(Bulwer Lytton)
No Concurso de Frases Bulwer-Lytton, realizado todos os anos, são premiadas as piores frases de abertura para um romance. As frases são inventadas pelos concorrentes, como frases de abertura de romances que não existem.
O concurso homenageia Bulwer-Lytton, romancista britânico, autor de Os Últimos Dias de Pompéia e Zanoni, que iniciou seu romance Paul Clifford assim:
“Era uma noite escura e tempestuosa; a chuva caía em torrentes, exceto em intervalos ocasionais, quando era interrompida por uma violenta rajada de vento que varria as ruas (pois é em Londres que nossa cena transcorre), fazendo estremecer os telhados, e agitando ferozmente a miúda chama dos lampiões que lutavam contra a escuridão”.
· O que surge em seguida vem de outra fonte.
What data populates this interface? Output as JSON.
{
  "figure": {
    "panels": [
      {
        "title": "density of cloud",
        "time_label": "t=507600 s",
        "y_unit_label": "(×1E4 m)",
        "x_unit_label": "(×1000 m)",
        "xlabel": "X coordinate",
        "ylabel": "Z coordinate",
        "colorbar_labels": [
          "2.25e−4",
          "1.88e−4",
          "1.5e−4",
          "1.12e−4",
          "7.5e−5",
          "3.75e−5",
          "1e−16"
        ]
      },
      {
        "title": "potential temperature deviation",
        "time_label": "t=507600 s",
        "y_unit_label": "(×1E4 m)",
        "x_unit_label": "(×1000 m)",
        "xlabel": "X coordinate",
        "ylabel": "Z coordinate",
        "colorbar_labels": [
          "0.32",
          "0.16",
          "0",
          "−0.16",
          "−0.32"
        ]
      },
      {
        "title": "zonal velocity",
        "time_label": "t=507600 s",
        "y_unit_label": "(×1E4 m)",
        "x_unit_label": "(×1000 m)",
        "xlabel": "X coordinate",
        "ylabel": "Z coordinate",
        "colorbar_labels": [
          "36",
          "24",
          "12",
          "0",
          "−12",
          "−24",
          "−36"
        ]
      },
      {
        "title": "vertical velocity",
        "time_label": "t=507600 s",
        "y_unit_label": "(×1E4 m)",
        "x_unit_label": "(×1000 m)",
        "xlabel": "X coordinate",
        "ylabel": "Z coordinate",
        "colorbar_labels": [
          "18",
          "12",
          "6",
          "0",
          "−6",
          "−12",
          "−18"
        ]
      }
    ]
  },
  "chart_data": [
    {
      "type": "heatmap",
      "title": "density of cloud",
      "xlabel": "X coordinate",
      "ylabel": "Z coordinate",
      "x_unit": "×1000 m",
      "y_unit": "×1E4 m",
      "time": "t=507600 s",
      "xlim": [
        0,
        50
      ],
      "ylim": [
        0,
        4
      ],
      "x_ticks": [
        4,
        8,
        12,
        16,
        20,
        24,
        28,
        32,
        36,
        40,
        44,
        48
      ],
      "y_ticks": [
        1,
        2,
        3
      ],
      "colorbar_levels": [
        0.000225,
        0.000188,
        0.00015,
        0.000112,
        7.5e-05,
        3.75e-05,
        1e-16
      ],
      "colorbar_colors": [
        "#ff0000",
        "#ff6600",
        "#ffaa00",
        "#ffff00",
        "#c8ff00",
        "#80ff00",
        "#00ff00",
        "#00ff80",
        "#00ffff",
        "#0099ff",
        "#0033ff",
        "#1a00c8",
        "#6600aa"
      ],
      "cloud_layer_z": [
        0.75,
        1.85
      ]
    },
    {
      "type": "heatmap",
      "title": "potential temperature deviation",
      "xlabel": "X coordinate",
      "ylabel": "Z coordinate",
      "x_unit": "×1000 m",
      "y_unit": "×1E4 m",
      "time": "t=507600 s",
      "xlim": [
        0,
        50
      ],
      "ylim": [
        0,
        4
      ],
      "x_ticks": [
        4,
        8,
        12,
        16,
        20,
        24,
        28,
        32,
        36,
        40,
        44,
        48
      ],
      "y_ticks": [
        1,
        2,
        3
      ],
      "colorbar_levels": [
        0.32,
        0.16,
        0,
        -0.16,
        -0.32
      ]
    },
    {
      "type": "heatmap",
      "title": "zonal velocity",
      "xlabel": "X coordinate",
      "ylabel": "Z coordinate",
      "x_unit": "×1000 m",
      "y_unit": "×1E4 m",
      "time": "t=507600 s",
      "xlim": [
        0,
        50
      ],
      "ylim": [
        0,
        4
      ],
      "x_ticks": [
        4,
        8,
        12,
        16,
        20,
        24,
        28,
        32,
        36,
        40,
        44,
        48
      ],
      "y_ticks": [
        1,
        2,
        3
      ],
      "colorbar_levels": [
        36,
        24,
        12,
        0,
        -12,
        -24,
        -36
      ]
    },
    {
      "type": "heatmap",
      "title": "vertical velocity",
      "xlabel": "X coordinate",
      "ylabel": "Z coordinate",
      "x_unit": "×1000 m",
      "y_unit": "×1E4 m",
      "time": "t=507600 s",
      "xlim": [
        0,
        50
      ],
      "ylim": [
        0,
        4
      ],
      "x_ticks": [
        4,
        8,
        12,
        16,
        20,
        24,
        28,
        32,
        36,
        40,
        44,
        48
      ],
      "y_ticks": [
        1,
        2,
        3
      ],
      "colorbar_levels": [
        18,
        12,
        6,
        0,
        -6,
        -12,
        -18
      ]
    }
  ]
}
Francamente, não acho que a frase seja tão ruim a ponto de entrar para a História, mas talvez eu a esteja comparando com alguns dos exemplos – estes sim, teratológicos – que o pessoal inventa e envia.
Uma frase vencedora enviada por um tal Garrison Spik:
“O amor entre eles era um amor de Nova York, um táxi xadrezado cantando pneus nos asfalto, e, assim como a cidade, sua paixão estava em funcionamento 24 horas por dia, 7 dias por semana, o vapor se elevando dos seus corpos como as ruas luzidias exalando seu bafo quente, úmido e branco através de tampas de esgoto onde se lia “Fabricado por DeLaney Bros., Piscataway, New Jersey”.
Esta é uma daquelas frases em que uma metáfora se recusa a abandonar o texto e vai progredindo em escala ascendente rumo ao absurdo. É quase uma “patáfora” (ver “A Patáfora”, 12.2.2006). O sujeito começa a fazer uma comparação e a imagem usada para comparação apossa-se do texto e acaba por criar uma realidade própria.
Jim Gleeson produz um efeito equivalente com outros recursos:
“George começou – mas foi interrompido por um apito penetrante que prejudicou dez por cento de sua audição pelo resto da vida, assim como a todas as pessoas num raio de dez milhas em volta da erupção, não que isso tivesse muita importância, porque ‘o resto da vida’ significou apenas os próximos dez minutos, mais ou menos, antes que fossem todos sepultados pela lava fervente ou sufocados pelas cinzas asfixiantes – a urinar”.
Escritores adoram interpolar essas cláusulas longuíssimas no meio de um período, achando que isto os assemelha a Marcel Proust. Não é bem o caso, e nada como uma caricatura mordaz para acender nosso desconfiômetro.
O estudo da má literatura pode ser tão útil quanto o estudo da boa literatura. É mais ou menos como num curso de Medicina os alunos precisam estudar tanto o funcionamento correto de um órgão quanto as suas doenças e suas deformações.
Frases como as do concurso Bulwer-Lytton são exemplos concebidos por pessoas que talvez nem sejam grandes escritores, mas conhecem técnica literária bastante para reproduzir, de maneira caricatural e grotesca, certos tipos de erros em que qualquer escritor, mesmo entre os melhores, incorre cedo ou tarde.